Arkansas Democrat-Gazette

Floridians fight for masks

- By Lizette Alvarez Lizette Alvarez is a Washington Post contributi­ng columnist writing on issues pertaining to Florida, immigratio­n, politics and more.

On Wednesday, when Gov. Ron DeSantis, R, encouraged Floridians on Twitter to dust off their disaster plans in case Tropical Storm Fred swerved our way, I had to laugh. Isn’t disaster already upon us? And what exactly is the governor’s plan as the state drowns in coronaviru­s?

Obstructio­n may be a political ploy, but it isn’t a strategy to thwart the state’s own record-shattering number of covid infections.

The last thing my home state needs now is a governor who stokes the worst in Florida, a place that notoriousl­y attracts and revels in its outliers, scoundrels, fugitives, scammers and chronic rule breakers. The vibe here is often rebellion or indifferen­ce, regardless of political party. We don’t need to ratchet people up to fight. We need to urge them to listen to reason.

But here we are. DeSantis quibbles over pandemic numbers instead of trying to bring them down, and extols a perverse kind of freedom that comes with no shared responsibi­lity.

Meanwhile, most schools are reopening across the state this week, filling up with children 12 and under who can’t be vaccinated, and many older children who won’t be vaccinated thanks to their parents’, or their own, refusal. School districts are already reporting covid cases, which means more disruption and more illness.

What’s the governor’s big move in addressing this? Making it harder to protect children and staff by bigfooting local officials and throwing up barriers to universal masking. He is standing unflinchin­gly behind his July 30 executive order allowing parents, not school officials or science, to decide whether children should wear masks at school. Further driving home his priorities, DeSantis will allow children to switch to another school — even to a private school, using an emergency voucher — should they feel “harassed” for going maskless.

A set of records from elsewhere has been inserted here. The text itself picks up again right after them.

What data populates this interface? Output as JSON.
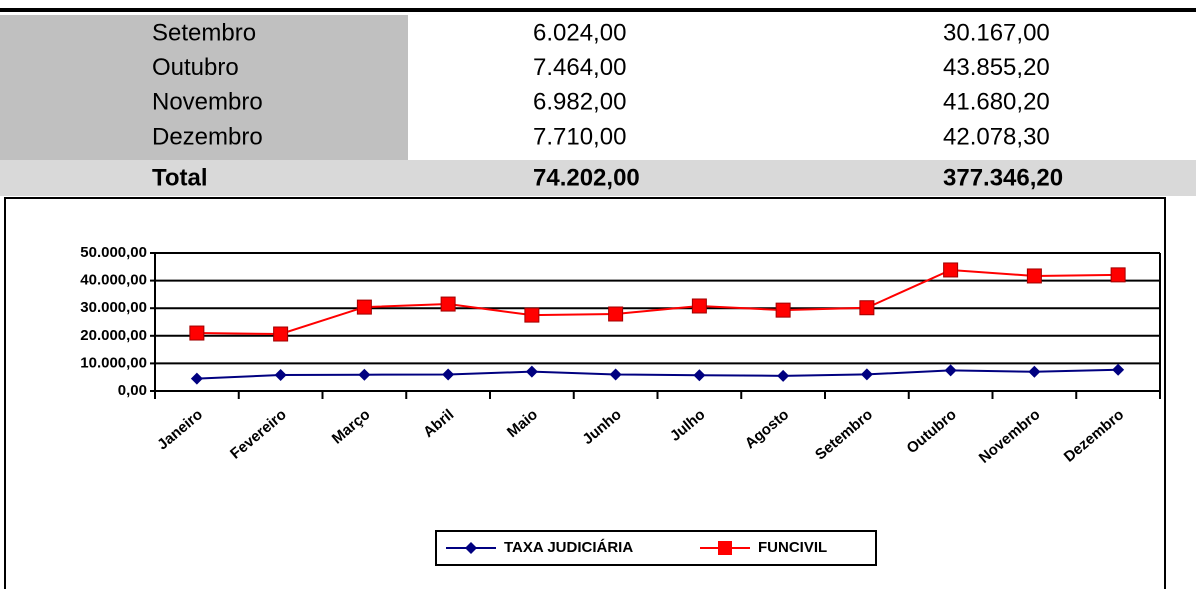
{
  "table": {
    "rows": [
      [
        "Setembro",
        "6.024,00",
        "30.167,00"
      ],
      [
        "Outubro",
        "7.464,00",
        "43.855,20"
      ],
      [
        "Novembro",
        "6.982,00",
        "41.680,20"
      ],
      [
        "Dezembro",
        "7.710,00",
        "42.078,30"
      ]
    ],
    "total": [
      "Total",
      "74.202,00",
      "377.346,20"
    ]
  },
  "chart_data": {
    "type": "line",
    "categories": [
      "Janeiro",
      "Fevereiro",
      "Março",
      "Abril",
      "Maio",
      "Junho",
      "Julho",
      "Agosto",
      "Setembro",
      "Outubro",
      "Novembro",
      "Dezembro"
    ],
    "series": [
      {
        "name": "TAXA JUDICIÁRIA",
        "color": "#000080",
        "marker": "diamond",
        "values": [
          4500,
          5800,
          5900,
          6000,
          7000,
          6000,
          5700,
          5500,
          6024,
          7464,
          6982,
          7710
        ]
      },
      {
        "name": "FUNCIVIL",
        "color": "#ff0000",
        "marker": "square",
        "values": [
          21000,
          20650,
          30400,
          31500,
          27500,
          27900,
          30800,
          29300,
          30167,
          43855.2,
          41680.2,
          42078.3
        ]
      }
    ],
    "ylim": [
      0,
      50000
    ],
    "yticks": [
      {
        "value": 0,
        "label": "0,00"
      },
      {
        "value": 10000,
        "label": "10.000,00"
      },
      {
        "value": 20000,
        "label": "20.000,00"
      },
      {
        "value": 30000,
        "label": "30.000,00"
      },
      {
        "value": 40000,
        "label": "40.000,00"
      },
      {
        "value": 50000,
        "label": "50.000,00"
      }
    ],
    "grid": true,
    "legend": "bottom"
  }
}
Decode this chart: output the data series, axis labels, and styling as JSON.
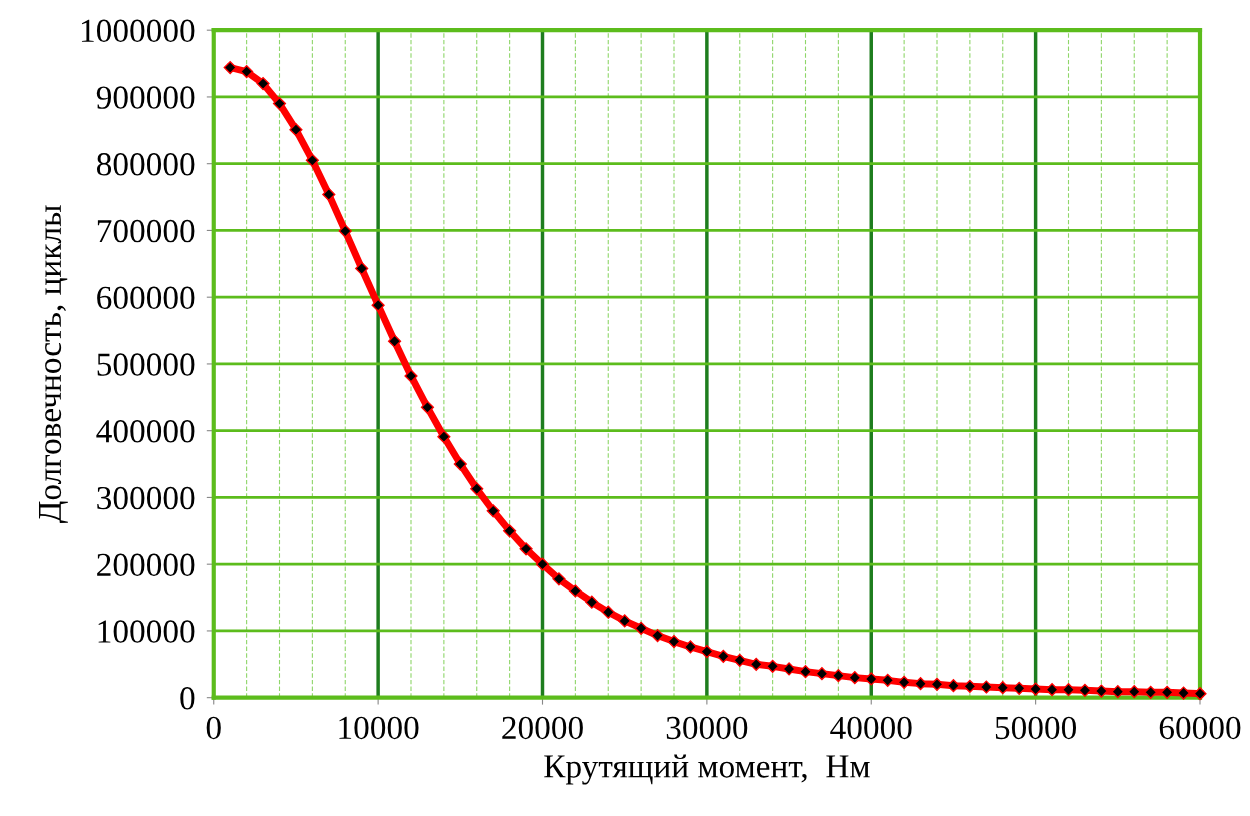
{
  "chart_data": {
    "type": "line",
    "xlabel": "Крутящий момент,  Нм",
    "ylabel": "Долговечность, циклы",
    "x": [
      1000,
      2000,
      3000,
      4000,
      5000,
      6000,
      7000,
      8000,
      9000,
      10000,
      11000,
      12000,
      13000,
      14000,
      15000,
      16000,
      17000,
      18000,
      19000,
      20000,
      21000,
      22000,
      23000,
      24000,
      25000,
      26000,
      27000,
      28000,
      29000,
      30000,
      31000,
      32000,
      33000,
      34000,
      35000,
      36000,
      37000,
      38000,
      39000,
      40000,
      41000,
      42000,
      43000,
      44000,
      45000,
      46000,
      47000,
      48000,
      49000,
      50000,
      51000,
      52000,
      53000,
      54000,
      55000,
      56000,
      57000,
      58000,
      59000,
      60000
    ],
    "series": [
      {
        "color": "#ff0000",
        "values": [
          944000,
          938000,
          920000,
          890000,
          851000,
          805000,
          754000,
          699000,
          643000,
          588000,
          534000,
          482000,
          435000,
          391000,
          350000,
          313000,
          280000,
          250000,
          223000,
          200000,
          178000,
          160000,
          143000,
          128000,
          115000,
          104000,
          93000,
          84000,
          76000,
          69000,
          62000,
          56000,
          50000,
          47000,
          43000,
          39000,
          36000,
          33000,
          30000,
          28000,
          26000,
          23000,
          21000,
          20000,
          18000,
          17000,
          16000,
          15000,
          14000,
          13000,
          12000,
          12000,
          11000,
          10000,
          9000,
          9000,
          8000,
          8000,
          7000,
          6000
        ]
      }
    ],
    "xlim": [
      0,
      60000
    ],
    "xticks": [
      0,
      {
        "value": 2000,
        "label": null
      },
      {
        "value": 4000,
        "label": null
      },
      {
        "value": 6000,
        "label": null
      },
      {
        "value": 8000,
        "label": null
      },
      10000,
      {
        "value": 12000,
        "label": null
      },
      {
        "value": 14000,
        "label": null
      },
      {
        "value": 16000,
        "label": null
      },
      {
        "value": 18000,
        "label": null
      },
      20000,
      {
        "value": 22000,
        "label": null
      },
      {
        "value": 24000,
        "label": null
      },
      {
        "value": 26000,
        "label": null
      },
      {
        "value": 28000,
        "label": null
      },
      30000,
      {
        "value": 32000,
        "label": null
      },
      {
        "value": 34000,
        "label": null
      },
      {
        "value": 36000,
        "label": null
      },
      {
        "value": 38000,
        "label": null
      },
      40000,
      {
        "value": 42000,
        "label": null
      },
      {
        "value": 44000,
        "label": null
      },
      {
        "value": 46000,
        "label": null
      },
      {
        "value": 48000,
        "label": null
      },
      50000,
      {
        "value": 52000,
        "label": null
      },
      {
        "value": 54000,
        "label": null
      },
      {
        "value": 56000,
        "label": null
      },
      {
        "value": 58000,
        "label": null
      },
      60000
    ],
    "ylim": [
      0,
      1000000
    ],
    "yticks": [
      0,
      100000,
      200000,
      300000,
      400000,
      500000,
      600000,
      700000,
      800000,
      900000,
      1000000
    ],
    "grid": true,
    "marker": "diamond",
    "line_style": "solid"
  }
}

There is little sign that he will back down, despite a letter on Thursday signed by more than 800 Florida physicians pleading with DeSantis to change his mind given the threat of the ultra-contagious delta variant. The fewer children who wear masks, the less effective masks are generally.

“We can either have a free society or we can have a biomedical security state and I can tell you, Florida, we’re a free state,” DeSantis said at an Aug. 4 news conference.

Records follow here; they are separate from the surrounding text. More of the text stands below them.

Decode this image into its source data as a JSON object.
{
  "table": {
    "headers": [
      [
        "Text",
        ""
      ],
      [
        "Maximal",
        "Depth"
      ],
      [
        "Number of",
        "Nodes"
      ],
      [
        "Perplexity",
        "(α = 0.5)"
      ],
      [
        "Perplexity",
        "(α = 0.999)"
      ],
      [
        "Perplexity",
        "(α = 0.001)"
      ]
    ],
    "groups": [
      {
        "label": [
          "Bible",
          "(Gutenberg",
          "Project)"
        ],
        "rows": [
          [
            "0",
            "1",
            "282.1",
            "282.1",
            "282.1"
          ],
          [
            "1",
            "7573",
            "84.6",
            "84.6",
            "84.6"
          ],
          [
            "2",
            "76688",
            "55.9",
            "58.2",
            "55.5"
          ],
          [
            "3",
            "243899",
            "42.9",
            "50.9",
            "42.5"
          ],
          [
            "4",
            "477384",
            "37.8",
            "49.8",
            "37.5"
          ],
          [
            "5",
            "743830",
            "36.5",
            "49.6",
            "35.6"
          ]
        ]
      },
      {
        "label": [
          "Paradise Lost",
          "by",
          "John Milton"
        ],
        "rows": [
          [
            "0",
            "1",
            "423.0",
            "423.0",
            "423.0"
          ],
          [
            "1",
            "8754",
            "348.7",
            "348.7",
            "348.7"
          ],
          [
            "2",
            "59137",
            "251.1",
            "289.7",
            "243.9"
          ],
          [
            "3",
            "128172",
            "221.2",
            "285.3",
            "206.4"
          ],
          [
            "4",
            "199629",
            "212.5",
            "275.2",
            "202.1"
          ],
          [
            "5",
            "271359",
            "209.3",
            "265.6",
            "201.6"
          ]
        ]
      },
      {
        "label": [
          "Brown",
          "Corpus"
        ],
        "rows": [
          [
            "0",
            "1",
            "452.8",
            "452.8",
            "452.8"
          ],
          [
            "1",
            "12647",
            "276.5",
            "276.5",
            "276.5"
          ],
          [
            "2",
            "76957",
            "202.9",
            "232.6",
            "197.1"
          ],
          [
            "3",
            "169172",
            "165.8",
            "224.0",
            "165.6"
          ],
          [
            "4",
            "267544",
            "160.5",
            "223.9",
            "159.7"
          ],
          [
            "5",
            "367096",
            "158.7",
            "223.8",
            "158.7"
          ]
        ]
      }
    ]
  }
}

This week, Broward County joined another school district in rebellion. Broward’s school board, based in Fort Lauderdale, voted to require masks except for long-standing medical or educationa­l exemptions. This despite DeSantis’s threats to dock the pay of superinten­dents and school board members who disobey his mask order. On Thursday, DeSantis acknowledg­ed that he doesn’t actually have the power to withhold their pay.

The covid disaster is only getting worse. Patients in St. Petersburg must wait inside parked ambulances for an hour because they can’t be promptly processed. Nurses, exhausted once again, grow scarcer. The state has the highest rate of pediatric covid-related hospitaliz­ations, keeps breaking its own infection and hospitaliz­ation numbers, and, as of Thursday, made up nearly 19 percent of all new infections in the country.

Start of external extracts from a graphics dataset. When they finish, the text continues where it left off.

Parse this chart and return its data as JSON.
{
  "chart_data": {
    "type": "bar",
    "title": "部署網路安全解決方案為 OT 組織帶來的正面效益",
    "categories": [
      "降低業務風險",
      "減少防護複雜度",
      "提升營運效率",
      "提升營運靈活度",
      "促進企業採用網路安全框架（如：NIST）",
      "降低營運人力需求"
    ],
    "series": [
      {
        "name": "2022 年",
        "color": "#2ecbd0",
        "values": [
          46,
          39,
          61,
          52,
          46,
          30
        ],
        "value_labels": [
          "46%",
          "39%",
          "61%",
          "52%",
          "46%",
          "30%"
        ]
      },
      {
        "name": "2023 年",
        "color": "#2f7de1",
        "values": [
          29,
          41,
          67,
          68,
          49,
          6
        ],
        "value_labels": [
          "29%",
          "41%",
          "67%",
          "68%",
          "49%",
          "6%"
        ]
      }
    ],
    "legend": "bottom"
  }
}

DeSantis has stuck with his political playbook, blaming media “hysteria” - not the delta variant - for the crisis. He opposes requiring the vaccinatio­n of health-care workers because unlimited personal freedom is more important than freedom from harm. And his stance has paid off, with loads of campaign cash as he travels the country giving speeches, fundraisin­g and touting his anti-Fauci sweatshirt­s.

The delta variant may well fizzle out before DeSantis decides to wholeheart­edly tackle this wave of coronaviru­s. Biding his time might appear to be his only strategy. The good news is fear is driving up vaccinatio­n rates and people continue to fight back, including school boards and parents. DeSantis’s anti-mask mandate is now in the courts after outraged parents decided to sue. Judi Hayes, whose child is disabled, is one of them.

“I’ve lived in Florida practicall­y my entire life and I never envisioned that I would be in this position, that the governor would actively be trying to harm my child,” Hayes told CNN this week. “Epidemiolo­gy doesn’t work that way. It doesn’t care about your freedom. It doesn’t care about your feelings.”